Friday, July 8, 2016

Infra bond offerings beyond PPP eyed

OFFERINGS in the country’s capital markets should cover infrastructure projects beyond those under the public-private partnership (PPP) scheme, according to a regulator and a top financial sector executive.

Securities and Exchange Commission (SEC) Chairperson Teresita J. Herbosa and BDO Capital Investment Corp. President Eduardo V. Francisco separately floated the possibility of “project bonds” in addition to allowing companies with PPP infrastructure contracts to join the Philippine Stock Exchange (PSE).

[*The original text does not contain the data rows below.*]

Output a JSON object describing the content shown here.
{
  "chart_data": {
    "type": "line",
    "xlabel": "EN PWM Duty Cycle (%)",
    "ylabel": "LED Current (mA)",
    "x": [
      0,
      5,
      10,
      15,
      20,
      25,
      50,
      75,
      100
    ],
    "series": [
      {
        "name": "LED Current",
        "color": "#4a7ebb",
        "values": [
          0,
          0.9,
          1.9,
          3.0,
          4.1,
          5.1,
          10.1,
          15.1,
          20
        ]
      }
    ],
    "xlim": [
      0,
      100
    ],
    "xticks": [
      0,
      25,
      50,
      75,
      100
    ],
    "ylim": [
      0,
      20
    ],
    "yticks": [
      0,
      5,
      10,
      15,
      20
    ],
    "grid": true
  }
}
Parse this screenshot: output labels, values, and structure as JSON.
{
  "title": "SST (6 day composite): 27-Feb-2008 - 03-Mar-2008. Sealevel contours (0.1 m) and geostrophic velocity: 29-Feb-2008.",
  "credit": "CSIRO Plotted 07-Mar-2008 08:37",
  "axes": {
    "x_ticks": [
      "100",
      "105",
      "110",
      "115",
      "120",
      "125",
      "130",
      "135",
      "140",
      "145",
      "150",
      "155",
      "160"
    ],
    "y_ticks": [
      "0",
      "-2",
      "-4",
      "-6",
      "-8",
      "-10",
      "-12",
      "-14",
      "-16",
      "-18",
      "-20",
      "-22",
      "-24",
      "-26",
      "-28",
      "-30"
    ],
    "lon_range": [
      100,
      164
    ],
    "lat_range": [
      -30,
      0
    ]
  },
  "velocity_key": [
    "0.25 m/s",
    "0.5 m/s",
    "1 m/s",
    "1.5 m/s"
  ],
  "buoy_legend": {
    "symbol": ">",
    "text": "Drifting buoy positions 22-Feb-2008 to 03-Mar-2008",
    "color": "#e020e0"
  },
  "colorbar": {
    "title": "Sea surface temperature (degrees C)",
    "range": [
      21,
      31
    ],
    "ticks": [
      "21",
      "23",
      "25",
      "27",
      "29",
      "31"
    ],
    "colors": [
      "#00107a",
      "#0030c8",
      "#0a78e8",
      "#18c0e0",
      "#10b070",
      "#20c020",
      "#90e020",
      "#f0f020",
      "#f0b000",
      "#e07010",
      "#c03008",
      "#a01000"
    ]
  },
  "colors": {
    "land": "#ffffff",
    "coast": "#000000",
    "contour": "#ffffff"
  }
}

“In addition to what you would call PPP bond issuances, we’re also thinking of project bonds... we’re conducting a study on that,” Ms. Herbosa told BusinessWorld after the ceremonial listing of P10 billion worth of bonds issued by Ayala Corp. on the Philippine Dealing & Exchange (PDEx) in Makati City on Thursday.

Mr. Francisco, meanwhile, noted that discussions with the PSE included the possibility of expanding the coverage of the listing framework to include companies implementing public infrastructure projects outside the PPP program.

“The thing I’m suggesting is they include other infrastructure [projects] so that if, let’s say the project is not considered a PPP because it was unsolicited, it’s still covered,” Mr. Francisco told reporters in a mix of English and Filipino.

The SEC, along with other organizations, will look into the feasibility of allowing the issue of project bonds by companies engaged in infrastructure developments whether under a PPP contract or not, Ms. Herbosa said.

“Advisers from Treasury of the US and FINEX (Financial Executives Institute of the Philippines) headed by Mr. Francisco as well as PDEx headed by (Chairman and Chief Executive Officer) Mr. (Cesar B.) Crisol would form a committee together with our people to study project bonds or PPP bonds,” Ms. Herbosa said.

In end-May, the PSE released the proposed supplemental listing and disclosure rules applicable to entities undertaking PPP infrastructure projects to solicit feedback from stakeholders.

According to the draft rules, a company or group working on an infrastructure project under a PPP contract worth at least P5 billion can join the stock exchange.

It must have commenced commercial operations or completed construction or a phase at the time of listing.

In addition, the PPP contract of the company or group must have a minimum remaining life of 15 years from the date it filed a listing application.

PSE Chief Operating Officer Roel A. Refran, in an earlier interview, cited that the minimum 15-year remaining life requirement for PPP contracts of interested entities as the “major point” of discussions in public comments.

“That should not be a problem because infrastructure, especially when their implemented under PPP contracts, last 20-30 years, so it’s more on the [inclusion of] other projects,” Mr. Francisco said when asked for comment.

Mr. Francisco also noted that private-sector proponents of PPP projects would rather tap banks for pre-funding requirements rather than the capital markets.

“When you win the PPP, you have 12 months to close. Time-wise, procedure-wise, I don’t think it will work. So, what the PSE did was to open the market when the concerned entities are simply de-risking or close to completing the project,” Mr. Francisco said.

“That will work perfectly for the bank. Sometimes, we lend to these consortium, say for the first four years of construction, and once operational, they can refinance. So, if the PPP comes out with a [better] alternative, they can in turn pay off the banks.”

The administration of President Benigno S.C. Aquino III put together 53 projects in the PPP pipeline. Of these, 12 cumulatively worth P217.4 billion were awarded, although the P5.61-billion Philippine Orthopedic Center modernization contract was rescinded in November last year. The pipeline also includes 15 projects in various stages of procurement, two for rollout, five for government approval and three with ongoing studies.